Política

Corregedor define limites para licença-prêmio de juízes e veta pagamentos acima do teto

Ministro regulamenta conversão em pecúnia e assegura direitos aos magistrados.

Estadao Conteudo 13/07/2026
Corregedor define limites para licença-prêmio de juízes e veta pagamentos acima do teto
Ministro Mauro Campbell - Foto: STJ

O ministro Mauro Campbell, corregedor nacional de Justiça, impôs nesta segunda, 13, limites legais para o pagamento em dinheiro de licença-prêmio aos magistrados de todo o País. Por meio do Provimento 239, o corregedor definiu as circunstâncias em que, a partir de agora, se dará a conversão em pecúnia de períodos de descanso concedidos em reconhecimento ao tempo de serviço - benefício que, na prática, elevava os contracheques acima do teto constitucional.
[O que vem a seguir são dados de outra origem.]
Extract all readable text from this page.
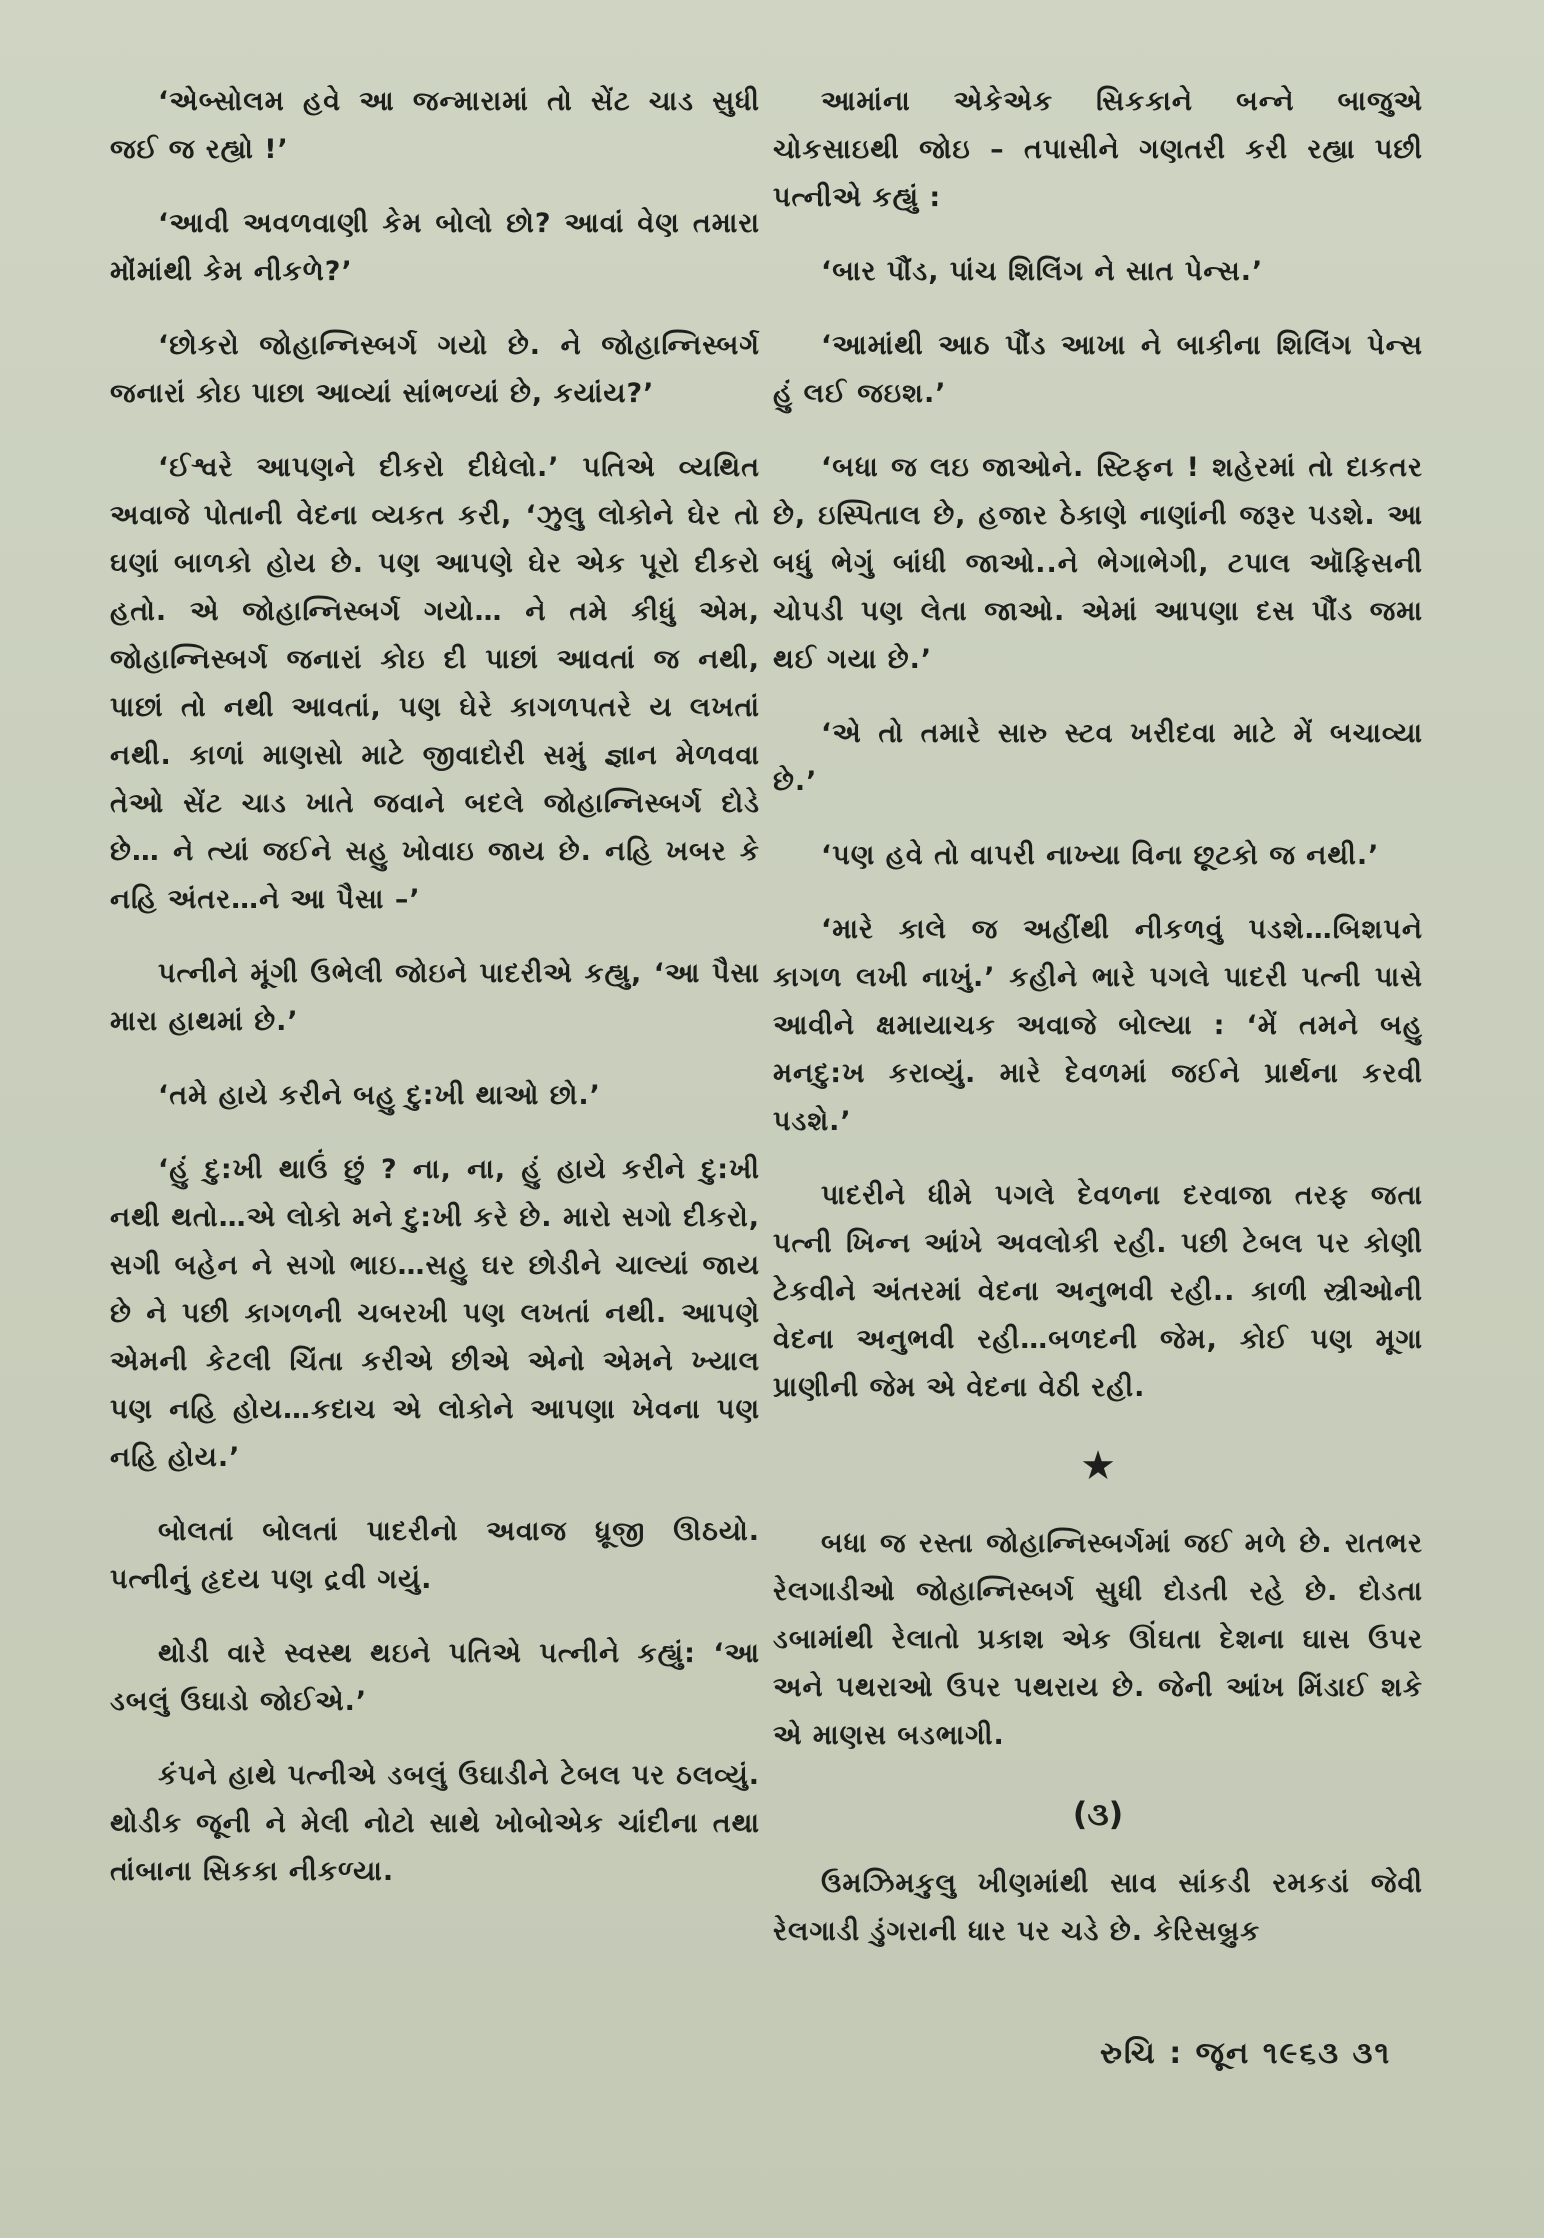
‘એબ્સોલમ હવે આ જન્મારામાં તો સેંટ ચાડ સુધી જઈ જ રહ્યો !’

‘આવી અવળવાણી કેમ બોલો છો? આવાં વેણ તમારા મોંમાંથી કેમ નીકળે?’

‘છોકરો જોહાન્નિસ્બર્ગ ગયો છે. ને જોહાન્નિસ્બર્ગ જનારાં કોઇ પાછા આવ્યાં સાંભળ્યાં છે, કયાંય?’

‘ઈશ્વરે આપણને દીકરો દીધેલો.’ પતિએ વ્યથિત અવાજે પોતાની વેદના વ્યકત કરી, ‘ઝુલુ લોકોને ઘેર તો ઘણાં બાળકો હોય છે. પણ આપણે ઘેર એક પૂરો દીકરો હતો. એ જોહાન્નિસ્બર્ગ ગયો… ને તમે કીધું એમ, જોહાન્નિસ્બર્ગ જનારાં કોઇ દી પાછાં આવતાં જ નથી, પાછાં તો નથી આવતાં, પણ ઘેરે કાગળપતરે ય લખતાં નથી. કાળાં માણસો માટે જીવાદોરી સમું જ્ઞાન મેળવવા તેઓ સેંટ ચાડ ખાતે જવાને બદલે જોહાન્નિસ્બર્ગ દોડે છે… ને ત્યાં જઈને સહુ ખોવાઇ જાય છે. નહિ ખબર કે નહિ અંતર…ને આ પૈસા –’

પત્નીને મૂંગી ઉભેલી જોઇને પાદરીએ કહ્યુ, ‘આ પૈસા મારા હાથમાં છે.’

‘તમે હાયે કરીને બહુ દુ:ખી થાઓ છો.’

‘હું દુ:ખી થાઉં છું ? ના, ના, હું હાયે કરીને દુ:ખી નથી થતો…એ લોકો મને દુ:ખી કરે છે. મારો સગો દીકરો, સગી બહેન ને સગો ભાઇ…સહુ ઘર છોડીને ચાલ્યાં જાય છે ને પછી કાગળની ચબરખી પણ લખતાં નથી. આપણે એમની કેટલી ચિંતા કરીએ છીએ એનો એમને ખ્યાલ પણ નહિ હોય…કદાચ એ લોકોને આપણા ખેવના પણ નહિ હોય.’

બોલતાં બોલતાં પાદરીનો અવાજ ધ્રૂજી ઊઠયો. પત્નીનું હૃદય પણ દ્રવી ગયું.

થોડી વારે સ્વસ્થ થઇને પતિએ પત્નીને કહ્યું: ‘આ ડબલું ઉઘાડો જોઈએ.’

કંપને હાથે પત્નીએ ડબલું ઉઘાડીને ટેબલ પર ઠલવ્યું. થોડીક જૂની ને મેલી નોટો સાથે ખોબોએક ચાંદીના તથા તાંબાના સિકકા નીકળ્યા.

આમાંના એકેએક સિકકાને બન્ને બાજુએ ચોકસાઇથી જોઇ – તપાસીને ગણતરી કરી રહ્યા પછી પત્નીએ કહ્યું :

‘બાર પૌંડ, પાંચ શિલિંગ ને સાત પેન્સ.’

‘આમાંથી આઠ પૌંડ આખા ને બાકીના શિલિંગ પેન્સ હું લઈ જઇશ.’

‘બધા જ લઇ જાઓને. સ્ટિફન ! શહેરમાં તો દાકતર છે, ઇસ્પિતાલ છે, હજાર ઠેકાણે નાણાંની જરૂર પડશે. આ બધું ભેગું બાંધી જાઓ..ને ભેગાભેગી, ટપાલ ઑફિસની ચોપડી પણ લેતા જાઓ. એમાં આપણા દસ પૌંડ જમા થઈ ગયા છે.’

‘એ તો તમારે સારુ સ્ટવ ખરીદવા માટે મેં બચાવ્યા છે.’

‘પણ હવે તો વાપરી નાખ્યા વિના છૂટકો જ નથી.’

‘મારે કાલે જ અહીંથી નીકળવું પડશે…બિશપને કાગળ લખી નાખું.’ કહીને ભારે પગલે પાદરી પત્ની પાસે આવીને ક્ષમાયાચક અવાજે બોલ્યા : ‘મેં તમને બહુ મનદુ:ખ કરાવ્યું. મારે દેવળમાં જઈને પ્રાર્થના કરવી પડશે.’

પાદરીને ધીમે પગલે દેવળના દરવાજા તરફ જતા પત્ની ખિન્ન આંખે અવલોકી રહી. પછી ટેબલ પર કોણી ટેકવીને અંતરમાં વેદના અનુભવી રહી.. કાળી સ્ત્રીઓની વેદના અનુભવી રહી…બળદની જેમ, કોઈ પણ મૂગા પ્રાણીની જેમ એ વેદના વેઠી રહી.

★

બધા જ રસ્તા જોહાન્નિસ્બર્ગમાં જઈ મળે છે. રાતભર રેલગાડીઓ જોહાન્નિસ્બર્ગ સુધી દોડતી રહે છે. દોડતા ડબામાંથી રેલાતો પ્રકાશ એક ઊંઘતા દેશના ઘાસ ઉપર અને પથરાઓ ઉપર પથરાય છે. જેની આંખ મિંડાઈ શકે એ માણસ બડભાગી.

(૩)

ઉમઝિમકુલુ ખીણમાંથી સાવ સાંકડી રમકડાં જેવી રેલગાડી ડુંગરાની ધાર પર ચડે છે. કેરિસબ્રુક

રુચિ : જૂન ૧૯૬૩ ૩૧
“Esse era mais um tema sem governança alguma”, disse Campbell ao Estadão. “Não estou autorizando pagar nada através desse ato. Exclusivamente, assim como os anteriores das férias e do ATS (Adicional por Tempo de Serviço), só impus limites legais.”

O ministro regulamentou a parcela da licença-prêmio para que os 91 tribunais em todo o País ajustem suas folhas referentes aos passivos a serem auditados pela Corregedoria Nacional de Justiça. “O ato é exatamente para evitar pagamentos indevidos e ilegais!”, adverte Campbell.

O ato de Campbell regulamenta, em âmbito nacional, a conversão em pecúnia, a apuração e o pagamento dos passivos funcionais decorrentes da licença-prêmio por tempo de serviço devida aos magistrados.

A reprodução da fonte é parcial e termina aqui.